Controversy for the day.

Here’s another crazy idea for EMS.  I’ve heard it from several people in the past and I think I could get behind it.  What do y’all think?

Let’s separate the emergency response side of EMS from the pure interfacility transport realm.  Emergency calls and emergent responses to healthcare facilities (e.g. nursing homes and physician’s offices calling for a patient to be taken to the emergency department of a hospital) would continue to receive ambulances staffed by emergency medical technicians and paramedics.   Non-emergent interfacility transfers would receive a response from a transfer system.  Transfer systems would be staffed by nurses’ aides and vocational nurses who have received extra training and an endorsement in patient movement, patient transport, and vehicle operations.  As for the true “critical care” patients, the ones on multiple medications and/or ventilatory support, the minimum standard should be a true critical care paramedic.  In other words, a paramedic with a true critical care background (and yes, I realize there are a ton of competing critical care certifications) and possibly backed up by nursing and/or respiratory care practitioners.

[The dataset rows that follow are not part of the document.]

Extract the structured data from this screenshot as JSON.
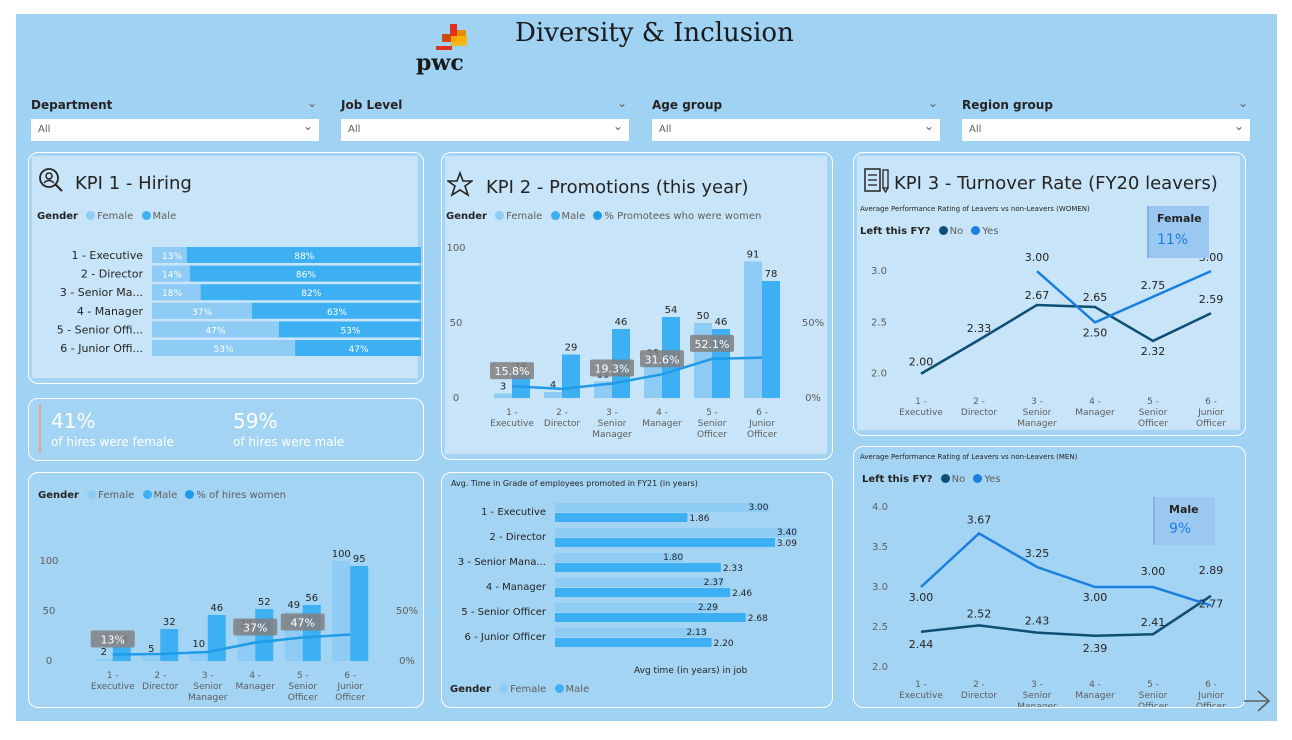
{
  "header": {
    "title": "Diversity & Inclusion",
    "logo_text": "pwc"
  },
  "filters": [
    {
      "label": "Department",
      "value": "All"
    },
    {
      "label": "Job Level",
      "value": "All"
    },
    {
      "label": "Age group",
      "value": "All"
    },
    {
      "label": "Region group",
      "value": "All"
    }
  ],
  "kpi1": {
    "title": "KPI 1 - Hiring",
    "legend_title": "Gender",
    "legend": [
      "Female",
      "Male"
    ],
    "rows": [
      {
        "label": "1 - Executive",
        "female": "13%",
        "male": "88%"
      },
      {
        "label": "2 - Director",
        "female": "14%",
        "male": "86%"
      },
      {
        "label": "3 - Senior Ma...",
        "female": "18%",
        "male": "82%"
      },
      {
        "label": "4 - Manager",
        "female": "37%",
        "male": "63%"
      },
      {
        "label": "5 - Senior Offi...",
        "female": "47%",
        "male": "53%"
      },
      {
        "label": "6 - Junior Offi...",
        "female": "53%",
        "male": "47%"
      }
    ]
  },
  "hires_summary": {
    "female_value": "41%",
    "female_text": "of hires were female",
    "male_value": "59%",
    "male_text": "of hires were male"
  },
  "kpi2": {
    "title": "KPI 2 - Promotions (this year)",
    "legend_title": "Gender",
    "legend": [
      "Female",
      "Male",
      "% Promotees who were women"
    ]
  },
  "kpi3": {
    "title": "KPI 3 - Turnover Rate (FY20 leavers)",
    "chart_title": "Average Performance Rating of Leavers vs non-Leavers (WOMEN)",
    "legend_title": "Left this FY?",
    "legend": [
      "No",
      "Yes"
    ],
    "card_label": "Female",
    "card_value": "11%"
  },
  "hires_chart": {
    "legend_title": "Gender",
    "legend": [
      "Female",
      "Male",
      "% of hires women"
    ]
  },
  "time_chart": {
    "title": "Avg. Time in Grade of employees promoted in FY21 (in years)",
    "xlabel": "Avg time (in years) in job",
    "legend_title": "Gender",
    "legend": [
      "Female",
      "Male"
    ]
  },
  "men_chart": {
    "title": "Average Performance Rating of Leavers vs non-Leavers (MEN)",
    "legend_title": "Left this FY?",
    "legend": [
      "No",
      "Yes"
    ],
    "card_label": "Male",
    "card_value": "9%"
  },
  "colors": {
    "female": "#8ecbf5",
    "male": "#3cb0f2",
    "line": "#1f9be8",
    "no": "#0f4e73",
    "yes": "#1b7fe0"
  },
  "chart_data": [
    {
      "type": "bar",
      "title": "KPI 1 - Hiring",
      "categories": [
        "1 - Executive",
        "2 - Director",
        "3 - Senior Ma...",
        "4 - Manager",
        "5 - Senior Offi...",
        "6 - Junior Offi..."
      ],
      "series": [
        {
          "name": "Female",
          "values": [
            13,
            14,
            18,
            37,
            47,
            53
          ]
        },
        {
          "name": "Male",
          "values": [
            88,
            86,
            82,
            63,
            53,
            47
          ]
        }
      ],
      "stacked": true
    },
    {
      "type": "bar",
      "title": "KPI 2 - Promotions (this year)",
      "categories": [
        "1 - Executive",
        "2 - Director",
        "3 - Senior Manager",
        "4 - Manager",
        "5 - Senior Officer",
        "6 - Junior Officer"
      ],
      "series": [
        {
          "name": "Female",
          "values": [
            3,
            4,
            11,
            25,
            50,
            91
          ]
        },
        {
          "name": "Male",
          "values": [
            16,
            29,
            46,
            54,
            46,
            78
          ]
        },
        {
          "name": "% Promotees who were women",
          "values": [
            15.8,
            12.1,
            19.3,
            31.6,
            52.1,
            53.8
          ]
        }
      ],
      "line_labels": [
        "15.8%",
        "19.3%",
        "31.6%",
        "52.1%"
      ],
      "ylim": [
        0,
        100
      ],
      "y_ticks": [
        "0",
        "50",
        "100"
      ],
      "y2_ticks": [
        "0%",
        "50%"
      ]
    },
    {
      "type": "line",
      "title": "Average Performance Rating of Leavers vs non-Leavers (WOMEN)",
      "categories": [
        "1 - Executive",
        "2 - Director",
        "3 - Senior Manager",
        "4 - Manager",
        "5 - Senior Officer",
        "6 - Junior Officer"
      ],
      "series": [
        {
          "name": "No",
          "values": [
            2.0,
            2.33,
            2.67,
            2.65,
            2.32,
            2.59
          ]
        },
        {
          "name": "Yes",
          "values": [
            null,
            null,
            3.0,
            2.5,
            2.75,
            3.0
          ]
        }
      ],
      "ylim": [
        1.9,
        3.05
      ],
      "y_ticks": [
        "2.0",
        "2.5",
        "3.0"
      ]
    },
    {
      "type": "bar",
      "title": "",
      "categories": [
        "1 - Executive",
        "2 - Director",
        "3 - Senior Manager",
        "4 - Manager",
        "5 - Senior Officer",
        "6 - Junior Officer"
      ],
      "series": [
        {
          "name": "Female",
          "values": [
            2,
            5,
            10,
            30,
            49,
            100
          ]
        },
        {
          "name": "Male",
          "values": [
            14,
            32,
            46,
            52,
            56,
            95
          ]
        },
        {
          "name": "% of hires women",
          "values": [
            13,
            14,
            18,
            37,
            47,
            53
          ]
        }
      ],
      "line_labels": [
        "13%",
        "37%",
        "47%"
      ],
      "ylim": [
        0,
        100
      ],
      "y_ticks": [
        "0",
        "50",
        "100"
      ],
      "y2_ticks": [
        "0%",
        "50%"
      ]
    },
    {
      "type": "bar",
      "title": "Avg. Time in Grade of employees promoted in FY21 (in years)",
      "orientation": "horizontal",
      "categories": [
        "1 - Executive",
        "2 - Director",
        "3 - Senior Mana...",
        "4 - Manager",
        "5 - Senior Officer",
        "6 - Junior Officer"
      ],
      "series": [
        {
          "name": "Female",
          "values": [
            3.0,
            3.4,
            1.8,
            2.37,
            2.29,
            2.13
          ]
        },
        {
          "name": "Male",
          "values": [
            1.86,
            3.09,
            2.33,
            2.46,
            2.68,
            2.2
          ]
        }
      ],
      "xlabel": "Avg time (in years) in job"
    },
    {
      "type": "line",
      "title": "Average Performance Rating of Leavers vs non-Leavers (MEN)",
      "categories": [
        "1 - Executive",
        "2 - Director",
        "3 - Senior Manager",
        "4 - Manager",
        "5 - Senior Officer",
        "6 - Junior Officer"
      ],
      "series": [
        {
          "name": "No",
          "values": [
            2.44,
            2.52,
            2.43,
            2.39,
            2.41,
            2.89
          ]
        },
        {
          "name": "Yes",
          "values": [
            3.0,
            3.67,
            3.25,
            3.0,
            3.0,
            2.77
          ]
        }
      ],
      "ylim": [
        2.0,
        4.0
      ],
      "y_ticks": [
        "2.0",
        "2.5",
        "3.0",
        "3.5",
        "4.0"
      ]
    }
  ]
}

A while back, I blogged about owning what you excel at.   EMS excels at providing emergent/acute care interventions on an unscheduled basis.  In other words, 911 calls and emergency responses.  Let’s focus on that.

Comments

  1. I like this a lot, but what about dual-purpose systems? You’d have to compensate the loss of scheduled income somehow.

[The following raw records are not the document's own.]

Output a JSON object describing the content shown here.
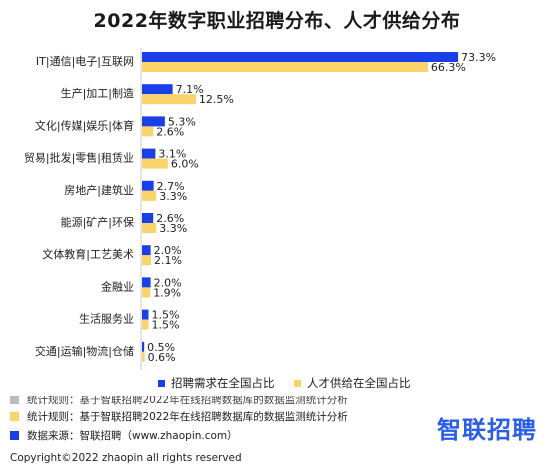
{
  "chart_data": {
    "type": "bar",
    "orientation": "horizontal",
    "title": "2022年数字职业招聘分布、人才供给分布",
    "categories": [
      "IT|通信|电子|互联网",
      "生产|加工|制造",
      "文化|传媒|娱乐|体育",
      "贸易|批发|零售|租赁业",
      "房地产|建筑业",
      "能源|矿产|环保",
      "文体教育|工艺美术",
      "金融业",
      "生活服务业",
      "交通|运输|物流|仓储"
    ],
    "series": [
      {
        "name": "招聘需求在全国占比",
        "color": "#1a3ee8",
        "values": [
          73.3,
          7.1,
          5.3,
          3.1,
          2.7,
          2.6,
          2.0,
          2.0,
          1.5,
          0.5
        ]
      },
      {
        "name": "人才供给在全国占比",
        "color": "#fbd36b",
        "values": [
          66.3,
          12.5,
          2.6,
          6.0,
          3.3,
          3.3,
          2.1,
          1.9,
          1.5,
          0.6
        ]
      }
    ],
    "value_suffix": "%",
    "xlim": [
      0,
      80
    ],
    "legend_position": "bottom-right",
    "grid": false
  },
  "footer": {
    "ghost_text": "统计规则：基于智联招聘2022年在线招聘数据库的数据监测统计分析",
    "stat_rule": "统计规则：基于智联招聘2022年在线招聘数据库的数据监测统计分析",
    "data_source": "数据来源：智联招聘（www.zhaopin.com）",
    "stat_rule_color": "#fbd36b",
    "data_source_color": "#1a3ee8"
  },
  "logo": {
    "text": "智联招聘",
    "color": "#2a5ee8"
  },
  "copyright": "Copyright©2022 zhaopin all rights reserved"
}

    • theambulancechaser says

      There are currently fire-based systems where fire and EMS are separate paths. Why couldn’t an “ambulance service” have separate emergency response and non-acute transport divisions?

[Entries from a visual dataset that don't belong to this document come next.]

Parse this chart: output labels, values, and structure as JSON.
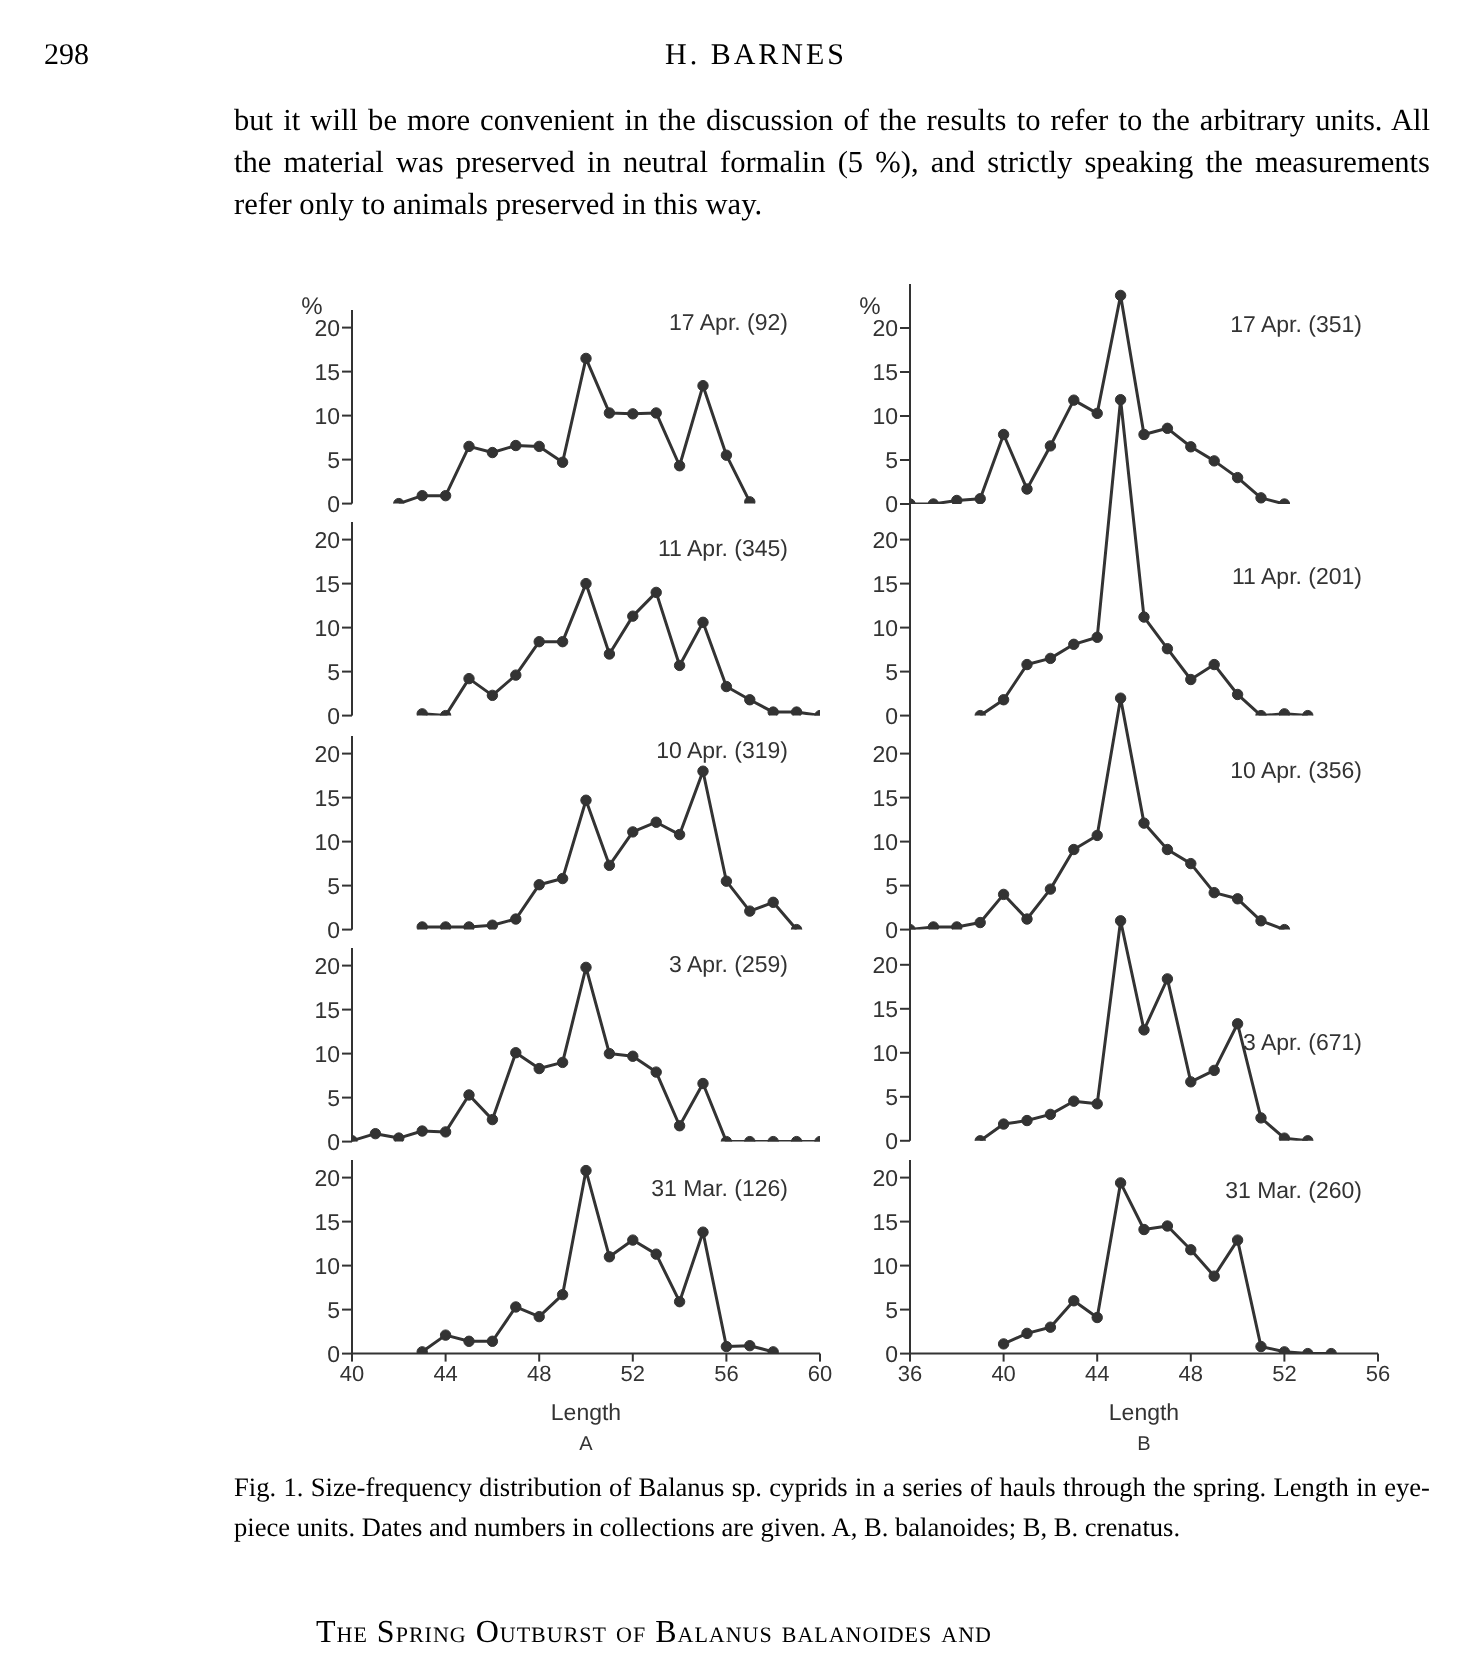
{
  "chart_data": [
    {
      "type": "other",
      "annotations": [
        "298",
        "H. BARNES",
        "but it will be more convenient in the discussion of the results to refer to the arbitrary units. All the material was preserved in neutral formalin (5 %), and strictly speaking the measurements refer only to animals preserved in this way."
      ]
    },
    {
      "type": "line",
      "title": "17 Apr. (92)",
      "ylabel": "%",
      "x": [
        42,
        43,
        44,
        45,
        46,
        47,
        48,
        49,
        50,
        51,
        52,
        53,
        54,
        55,
        56,
        57
      ],
      "values": [
        0,
        0.9,
        0.9,
        6.5,
        5.8,
        6.6,
        6.5,
        4.7,
        16.5,
        10.3,
        10.2,
        10.3,
        4.3,
        13.4,
        5.5,
        0.2
      ],
      "color": "#333333",
      "marker": "circle",
      "xlim": [
        40,
        60
      ],
      "ylim": [
        0,
        22
      ],
      "yticks": [
        0,
        5,
        10,
        15,
        20
      ],
      "tick_labels": "y"
    },
    {
      "type": "line",
      "title": "11 Apr. (345)",
      "x": [
        43,
        44,
        45,
        46,
        47,
        48,
        49,
        50,
        51,
        52,
        53,
        54,
        55,
        56,
        57,
        58,
        59,
        60
      ],
      "values": [
        0.2,
        0,
        4.2,
        2.3,
        4.6,
        8.4,
        8.4,
        15,
        7,
        11.3,
        14,
        5.7,
        10.6,
        3.3,
        1.8,
        0.4,
        0.4,
        0
      ],
      "color": "#333333",
      "marker": "circle",
      "xlim": [
        40,
        60
      ],
      "ylim": [
        0,
        22
      ],
      "yticks": [
        0,
        5,
        10,
        15,
        20
      ],
      "tick_labels": "y"
    },
    {
      "type": "line",
      "title": "10 Apr. (319)",
      "x": [
        43,
        44,
        45,
        46,
        47,
        48,
        49,
        50,
        51,
        52,
        53,
        54,
        55,
        56,
        57,
        58,
        59
      ],
      "values": [
        0.3,
        0.3,
        0.3,
        0.5,
        1.2,
        5.1,
        5.8,
        14.7,
        7.3,
        11.1,
        12.2,
        10.8,
        18,
        5.5,
        2.1,
        3.1,
        0
      ],
      "color": "#333333",
      "marker": "circle",
      "xlim": [
        40,
        60
      ],
      "ylim": [
        0,
        22
      ],
      "yticks": [
        0,
        5,
        10,
        15,
        20
      ],
      "tick_labels": "y"
    },
    {
      "type": "line",
      "title": "3 Apr. (259)",
      "x": [
        40,
        41,
        42,
        43,
        44,
        45,
        46,
        47,
        48,
        49,
        50,
        51,
        52,
        53,
        54,
        55,
        56,
        57,
        58,
        59,
        60
      ],
      "values": [
        0.1,
        0.9,
        0.4,
        1.2,
        1.1,
        5.3,
        2.5,
        10.1,
        8.3,
        9,
        19.8,
        10,
        9.7,
        7.9,
        1.8,
        6.6,
        0,
        0,
        0,
        0,
        0
      ],
      "color": "#333333",
      "marker": "circle",
      "xlim": [
        40,
        60
      ],
      "ylim": [
        0,
        22
      ],
      "yticks": [
        0,
        5,
        10,
        15,
        20
      ],
      "tick_labels": "y"
    },
    {
      "type": "line",
      "title": "31 Mar. (126)",
      "xlabel": "Length",
      "annotations": [
        "A"
      ],
      "x": [
        43,
        44,
        45,
        46,
        47,
        48,
        49,
        50,
        51,
        52,
        53,
        54,
        55,
        56,
        57,
        58
      ],
      "values": [
        0.2,
        2.1,
        1.4,
        1.4,
        5.3,
        4.2,
        6.7,
        20.8,
        11,
        12.9,
        11.3,
        5.9,
        13.8,
        0.8,
        0.9,
        0.2
      ],
      "color": "#333333",
      "marker": "circle",
      "xlim": [
        40,
        60
      ],
      "xticks": [
        40,
        44,
        48,
        52,
        56,
        60
      ],
      "ylim": [
        0,
        22
      ],
      "yticks": [
        0,
        5,
        10,
        15,
        20
      ]
    },
    {
      "type": "line",
      "title": "17 Apr. (351)",
      "ylabel": "%",
      "x": [
        36,
        37,
        38,
        39,
        40,
        41,
        42,
        43,
        44,
        45,
        46,
        47,
        48,
        49,
        50,
        51,
        52
      ],
      "values": [
        0,
        0,
        0.4,
        0.6,
        7.9,
        1.7,
        6.6,
        11.8,
        10.3,
        23.7,
        7.9,
        8.6,
        6.5,
        4.9,
        3,
        0.7,
        0
      ],
      "color": "#333333",
      "marker": "circle",
      "xlim": [
        36,
        56
      ],
      "ylim": [
        0,
        25
      ],
      "yticks": [
        0,
        5,
        10,
        15,
        20
      ],
      "tick_labels": "y"
    },
    {
      "type": "line",
      "title": "11 Apr. (201)",
      "x": [
        39,
        40,
        41,
        42,
        43,
        44,
        45,
        46,
        47,
        48,
        49,
        50,
        51,
        52,
        53
      ],
      "values": [
        0,
        1.8,
        5.8,
        6.5,
        8.1,
        8.9,
        35.9,
        11.2,
        7.6,
        4.1,
        5.8,
        2.4,
        0,
        0.2,
        0
      ],
      "color": "#333333",
      "marker": "circle",
      "xlim": [
        36,
        56
      ],
      "ylim": [
        0,
        37
      ],
      "yticks": [
        0,
        5,
        10,
        15,
        20
      ],
      "tick_labels": "y"
    },
    {
      "type": "line",
      "title": "10 Apr. (356)",
      "x": [
        36,
        37,
        38,
        39,
        40,
        41,
        42,
        43,
        44,
        45,
        46,
        47,
        48,
        49,
        50,
        51,
        52
      ],
      "values": [
        0,
        0.3,
        0.3,
        0.8,
        4,
        1.2,
        4.6,
        9.1,
        10.7,
        26.3,
        12.1,
        9.1,
        7.5,
        4.2,
        3.5,
        1,
        0
      ],
      "color": "#333333",
      "marker": "circle",
      "xlim": [
        36,
        56
      ],
      "ylim": [
        0,
        27
      ],
      "yticks": [
        0,
        5,
        10,
        15,
        20
      ],
      "tick_labels": "y"
    },
    {
      "type": "line",
      "title": "3 Apr. (671)",
      "x": [
        39,
        40,
        41,
        42,
        43,
        44,
        45,
        46,
        47,
        48,
        49,
        50,
        51,
        52,
        53
      ],
      "values": [
        0,
        1.9,
        2.3,
        3,
        4.5,
        4.2,
        25,
        12.6,
        18.4,
        6.7,
        8,
        13.3,
        2.6,
        0.3,
        0
      ],
      "color": "#333333",
      "marker": "circle",
      "xlim": [
        36,
        56
      ],
      "ylim": [
        0,
        26
      ],
      "yticks": [
        0,
        5,
        10,
        15,
        20
      ],
      "tick_labels": "y"
    },
    {
      "type": "line",
      "title": "31 Mar. (260)",
      "xlabel": "Length",
      "annotations": [
        "B"
      ],
      "x": [
        40,
        41,
        42,
        43,
        44,
        45,
        46,
        47,
        48,
        49,
        50,
        51,
        52,
        53,
        54
      ],
      "values": [
        1.1,
        2.3,
        3,
        6,
        4.1,
        19.4,
        14.1,
        14.5,
        11.8,
        8.8,
        12.9,
        0.8,
        0.2,
        0,
        0
      ],
      "color": "#333333",
      "marker": "circle",
      "xlim": [
        36,
        56
      ],
      "xticks": [
        36,
        40,
        44,
        48,
        52,
        56
      ],
      "ylim": [
        0,
        22
      ],
      "yticks": [
        0,
        5,
        10,
        15,
        20
      ]
    },
    {
      "type": "other",
      "annotations": [
        "Fig. 1. Size-frequency distribution of Balanus sp. cyprids in a series of hauls through the spring. Length in eye-piece units. Dates and numbers in collections are given. A, B. balanoides; B, B. crenatus.",
        "The Spring Outburst of Balanus balanoides and"
      ]
    }
  ]
}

  2. I agree. From what I understand, Canada moved to a system like that. Very little, if any part of initial EMS education covers taking people home to nursing homes or to and from dialysis. Unfortunately that’s were the money is, at least for now, and the private services in many would not survive from strictly 911 calls.

  3. YankeeMedic says

    From a business perspective, this makes more sense today than when I first promoted the idea. The only problem I keep running up against is the division of education vs. the pathway. It is difficult to get paramedics to jump from the street to the clinical IFT arena without allowing the street folks to participate in lower level emergency transfers. Perhaps having CCT paramedics available to both street calls and IFTs would promote the pathway.

  4. Joshua Powell says

    CNAs and LVNs have no ambulance training. EMTs do, let the EMTs continue to do these transfers. Changing it would result in the needles loss of jobs for thousands of BLS providers. You would also have to train these CNAs and LVNs on ambulance operations and they would expect more pay which companies could not afford with the current reimbursement rate. Moreso, alot of CNAs and LVNs are small females, do you really expect them to lift these obese patients. Most private companies do transfers and emergencies. Are you going to have some cars only for dialysis and wound care and some only for emergencies? Private companies cannot afford that. If I am not mistaken, you have only done 911. I see where you are coming from that point of view. But go do dialysis, Dr appts and wound care and you will see why this will not work.

  5. Disagree!!

    First, have you read the AAA guide to high performance EMS? Why duplicate resources? Both types of calls require a fully staffed and stocked ambulance. Having a separate transfer system is a waste of said resources. Why have a system full of 911 ambulances all dressed up with nowhere to go and a transfer system that is overloaded?

    Also, EMS nationally has been set up to allow us to excel at unscheduled acute care situations, but those are not the bulk of what is transported. Even EMS education focuses on acute care. Perhaps we should step back and evaluate what we actually do and set up the system so we excel at filling the need in the community served-IE changing the shape of the peg, rather than forcing that square peg into the round hole.

    So I challenge you- start from scratch. Look at your community, it’s out-of-hospital/office healthcare needs, and set up a brand new system to address them. While I believe it would still have some ambulances, I also believe that it would employ nurses, NP’s/PA’s, social workers, and mental health specialists in a variety of capacities, vehicles, and locations, and many fewer ambulances. Perhaps in this system, transfers could be addressed differently, and perhaps accomplished more efficiently.

  6. Skip Kirkwood says

    There is some merit to this. Personally, I wouldn’t cite the AAA “High Performance” guide as authoritative – it is the bible by which EMTs and paramedics are ground in to dust.

    The issue is that MOST ambulance “markets” are not large enough to sustain two separate organizations, and you also loose operational flexibility. In other environments, this has already happened – public sector handles 911, while private sector handles IFT (most of NC works this way). Ditto with many big cities – public, fire 911, with private IFT.

    Most private operators, given their way, would only do IFTs, because they can be sure to get paid (or not run the calls). They call that “skimming the cream.” 911 is much more “iffy.”

    The last issue is, new EMTs and medics want to do 911. The only reason quite a number of private operators do 911 at all is to have some attraction for staff. Few really want to do IFTs at all.